そんな次第で7巻、大規模なストーリー展開こそさほどありませんが、物語の謎が幾つか明かされ、巻全体で見ても怒濤のような描写が連発する、何気にかなり読み応えのある内容になっています。まず前巻ラストに出てきたウロボロスの印を持つ男・グリードの正体が、人工的に造り出されたヒトならざる存在、人造人間ホムンクルスだとゆーコトが明かされて、ソコを基軸として7巻全体のストーリーも進展していってます。そんでまたこのグリードの描かれ方が、ドタマをぶち壊されても肉体を再生してアッサリと蘇り、肉体を鋼鉄のように硬化させる「最強の盾」なる特殊能力まで持つとゆー、トンデモっぷりで。特に砕かれた頭部を再生させる64〜67ページの描写なんかは、「これで一回死亡だ」なんてゆーありえないセリフと相まって、彼=人造人間ホムンクルスなる存在の特異さをワンシーンだけで存分に語ってみせる、実に効果的なシーンと言えます。まぁいちおう、同じホムンクルスであるラストなんかも以前に、腹をぶち抜かれても生きてたりなどしてましたけど、やはり今回のこの、グリードの再生シーンのインパクトにはスッカリ霞んでしまいますねー。彼の強欲/グリードな性格は、まぁそれなりに魅力を持たせた描かれ方とも思いますが、やはりそれだけだとタダの酔狂野郎にしかなりかねませんからねぇ、ソコにこのインパクトあるシーンが、より一層の面白味を与えております。

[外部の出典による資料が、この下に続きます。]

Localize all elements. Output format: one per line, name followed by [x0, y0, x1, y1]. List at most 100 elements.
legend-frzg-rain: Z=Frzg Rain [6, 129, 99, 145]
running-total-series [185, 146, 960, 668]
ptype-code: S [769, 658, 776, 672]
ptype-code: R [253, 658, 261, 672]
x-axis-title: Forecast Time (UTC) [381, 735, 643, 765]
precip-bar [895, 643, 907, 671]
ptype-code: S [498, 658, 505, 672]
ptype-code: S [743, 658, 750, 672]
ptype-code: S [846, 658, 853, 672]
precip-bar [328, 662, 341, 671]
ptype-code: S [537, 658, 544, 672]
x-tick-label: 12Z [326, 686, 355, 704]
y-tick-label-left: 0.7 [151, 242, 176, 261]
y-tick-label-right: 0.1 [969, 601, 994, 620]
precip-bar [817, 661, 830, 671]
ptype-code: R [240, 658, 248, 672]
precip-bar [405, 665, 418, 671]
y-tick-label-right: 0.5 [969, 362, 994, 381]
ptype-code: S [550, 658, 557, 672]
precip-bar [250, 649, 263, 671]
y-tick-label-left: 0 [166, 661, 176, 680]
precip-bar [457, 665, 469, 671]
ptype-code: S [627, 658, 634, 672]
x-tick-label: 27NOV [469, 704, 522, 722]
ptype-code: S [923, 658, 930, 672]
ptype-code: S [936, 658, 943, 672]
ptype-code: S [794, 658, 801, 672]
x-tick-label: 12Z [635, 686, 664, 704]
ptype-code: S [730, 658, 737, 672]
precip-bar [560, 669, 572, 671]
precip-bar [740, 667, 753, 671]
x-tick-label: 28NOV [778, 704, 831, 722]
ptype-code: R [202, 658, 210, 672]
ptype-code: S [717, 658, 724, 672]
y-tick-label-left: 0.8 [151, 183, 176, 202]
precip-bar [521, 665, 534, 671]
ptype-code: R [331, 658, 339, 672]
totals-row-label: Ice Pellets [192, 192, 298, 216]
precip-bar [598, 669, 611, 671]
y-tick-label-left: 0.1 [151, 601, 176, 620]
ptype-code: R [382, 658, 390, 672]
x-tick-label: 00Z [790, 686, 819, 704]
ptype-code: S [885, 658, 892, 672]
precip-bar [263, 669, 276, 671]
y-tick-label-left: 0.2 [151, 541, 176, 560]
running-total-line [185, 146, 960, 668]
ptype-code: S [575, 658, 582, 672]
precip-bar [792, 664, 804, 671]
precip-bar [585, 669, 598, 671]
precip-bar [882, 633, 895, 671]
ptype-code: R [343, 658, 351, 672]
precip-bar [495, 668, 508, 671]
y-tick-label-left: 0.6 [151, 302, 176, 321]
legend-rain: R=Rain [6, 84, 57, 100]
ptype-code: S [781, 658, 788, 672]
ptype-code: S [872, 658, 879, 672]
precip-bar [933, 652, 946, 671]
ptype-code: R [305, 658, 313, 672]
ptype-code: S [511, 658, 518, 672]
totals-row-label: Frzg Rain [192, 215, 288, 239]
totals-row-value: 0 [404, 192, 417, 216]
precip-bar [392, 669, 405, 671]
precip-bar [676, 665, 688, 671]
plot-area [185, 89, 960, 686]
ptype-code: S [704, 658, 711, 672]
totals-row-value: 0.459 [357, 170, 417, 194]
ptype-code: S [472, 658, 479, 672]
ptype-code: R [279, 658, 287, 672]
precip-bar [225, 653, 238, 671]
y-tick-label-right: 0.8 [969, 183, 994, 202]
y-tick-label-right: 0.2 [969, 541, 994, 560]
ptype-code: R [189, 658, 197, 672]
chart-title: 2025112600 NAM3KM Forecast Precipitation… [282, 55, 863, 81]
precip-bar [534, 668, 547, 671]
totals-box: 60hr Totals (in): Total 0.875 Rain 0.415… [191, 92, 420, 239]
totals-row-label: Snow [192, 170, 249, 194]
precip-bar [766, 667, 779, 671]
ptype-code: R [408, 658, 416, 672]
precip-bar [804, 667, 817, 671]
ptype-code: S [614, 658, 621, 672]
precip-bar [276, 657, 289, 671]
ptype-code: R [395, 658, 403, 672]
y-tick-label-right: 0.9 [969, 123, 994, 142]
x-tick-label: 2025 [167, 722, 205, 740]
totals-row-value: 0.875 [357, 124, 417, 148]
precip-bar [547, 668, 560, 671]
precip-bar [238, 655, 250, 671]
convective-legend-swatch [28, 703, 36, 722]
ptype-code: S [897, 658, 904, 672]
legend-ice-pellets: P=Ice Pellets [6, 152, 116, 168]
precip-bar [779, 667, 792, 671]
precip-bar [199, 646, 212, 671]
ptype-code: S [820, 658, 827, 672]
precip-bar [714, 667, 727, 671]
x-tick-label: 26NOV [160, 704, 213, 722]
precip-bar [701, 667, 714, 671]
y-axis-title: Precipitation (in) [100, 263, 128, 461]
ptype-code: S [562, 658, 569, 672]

また他にも、今巻は後半のバトルシーンがなかなかの見物でして。錬金術を駆使するエドと「最強の盾」を駆使するグリードとのトリッキーな格闘戦、豪腕の錬金術師・アームストロング少佐と猛牛の合成獣キメラ人間・ロアとの重量感あふれるパワーバトルに、あらゆる敵を超絶的な剣技で完全圧倒するブラッドレイ大総統の高速戦闘描写と、いずれも見所たっぷりのバトルばかり。中でエドの対決は、敵の硬化能力の”タネ”を人体に含まれる炭素成分と見破って逆転する展開などは、しばらくぶりに本作の、錬金術を構成しているオカルト要素と科学要素が発揮されていて面白いです。またさらにブラッドレイ大総統の戦闘シーンでは、あれだけエドが苦戦したグリードをまるっきり完封してみせるという、その強さとその超絶的な殺陣描写。そんな、まさに鬼神とでも言うべきほどの圧倒感と、ラストページで明かされる大総統の正体、そしてその「最強」の由縁、と。なんかもう、ラスト1話のこのオッサンの活躍だけでこの巻の見所を全部かっさらうかのような存在感は、チョット凄まじいまでのレベルですなー(笑) オイシイとこ持っていきながら、なおかつ次へのヒキまで兼ねてますしねぇ。もーホント、凄まじいのひと言に尽きるわー。



▽自薦名場面 ― 177〜178ページ

 「私はね、君のような最強の盾を持っている訳でも、全てを貫く最強の矛を持っている訳でもない。そんな私がどうやって弾丸飛び交う戦場を生き抜き、功績をたて、今の地位にいるか……わかるかね?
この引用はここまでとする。